Palin, speaking to a group of reporters who had tagged along with her during her ongoing "One Nation" bus trip after it arrived in Gettysburg said she was not on the trip as part of any proto-campaign but seeking to illuminate Americans' knowledge of the country.
Asked if she were to run, would the campaign be different, she said "it would definitely be unconventional and non-traditional, yes, knowing us.

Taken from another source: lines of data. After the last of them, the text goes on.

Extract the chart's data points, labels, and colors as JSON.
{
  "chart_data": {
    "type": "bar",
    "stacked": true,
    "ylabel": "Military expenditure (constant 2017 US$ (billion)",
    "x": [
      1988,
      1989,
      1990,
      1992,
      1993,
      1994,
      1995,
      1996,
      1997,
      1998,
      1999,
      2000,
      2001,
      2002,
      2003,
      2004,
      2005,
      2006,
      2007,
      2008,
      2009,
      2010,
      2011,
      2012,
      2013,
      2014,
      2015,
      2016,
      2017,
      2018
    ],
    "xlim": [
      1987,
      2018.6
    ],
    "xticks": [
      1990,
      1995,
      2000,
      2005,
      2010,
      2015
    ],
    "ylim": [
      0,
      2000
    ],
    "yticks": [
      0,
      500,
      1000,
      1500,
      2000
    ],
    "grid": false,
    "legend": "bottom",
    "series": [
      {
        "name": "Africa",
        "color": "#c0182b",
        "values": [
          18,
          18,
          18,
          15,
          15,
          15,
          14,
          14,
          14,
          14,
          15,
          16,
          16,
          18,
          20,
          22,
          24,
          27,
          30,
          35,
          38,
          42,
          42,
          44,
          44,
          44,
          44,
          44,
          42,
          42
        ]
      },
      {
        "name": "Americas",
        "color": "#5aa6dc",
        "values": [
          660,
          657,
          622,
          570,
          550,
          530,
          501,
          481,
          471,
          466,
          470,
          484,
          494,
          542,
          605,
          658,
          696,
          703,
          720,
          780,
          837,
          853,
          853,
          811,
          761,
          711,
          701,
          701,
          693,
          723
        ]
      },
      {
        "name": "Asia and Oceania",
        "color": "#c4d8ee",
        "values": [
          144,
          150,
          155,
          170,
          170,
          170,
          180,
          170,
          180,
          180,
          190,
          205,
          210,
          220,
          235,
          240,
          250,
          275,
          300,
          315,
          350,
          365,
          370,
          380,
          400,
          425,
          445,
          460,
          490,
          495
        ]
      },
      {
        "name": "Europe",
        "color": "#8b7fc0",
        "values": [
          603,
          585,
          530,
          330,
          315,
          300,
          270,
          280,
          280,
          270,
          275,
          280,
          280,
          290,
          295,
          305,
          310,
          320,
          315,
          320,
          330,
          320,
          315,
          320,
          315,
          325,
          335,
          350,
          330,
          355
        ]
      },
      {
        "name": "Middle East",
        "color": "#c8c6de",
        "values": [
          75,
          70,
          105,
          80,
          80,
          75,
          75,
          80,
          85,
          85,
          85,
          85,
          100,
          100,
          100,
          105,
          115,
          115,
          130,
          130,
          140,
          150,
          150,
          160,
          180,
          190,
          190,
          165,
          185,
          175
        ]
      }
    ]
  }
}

It would have to be."
Asked if she would consider running, Palin, wearing a long-sleeve T-shirt, sunglasses and a sun visor, said she did not know, right now.
"I don't know, I honestly don't know," she said.
"It's still a matter of looking at the field," she said, adding that "the field is not set yet."
Palin arrived in Gettysburg on Monday but her planned presence drew hundreds of people to the military park hoping to see her, including satellite trucks for broadcasters, local and national, though she never showed.
Jeanne Tull of Selmer, Tenn., was visiting Gettysburg for the weekend and stayed at the monument for nearly seven hours, the Gettysburg Times reported on its website Monday night.
"A lot of them (people waiting for Palin) have been here all day, and some of them left and came back," Tull told the newspaper, adding she supported Palin because of "Christian morals."
Later Monday, Palin drew a small crowd of admirers and some reporters at a hotel in the city where she greeted supporters and fans and posed for pictures while answering questions about the 2012 race.
"There truly is a lot to consider before you throw yourself out there in the name of public service," Palin said about any political run.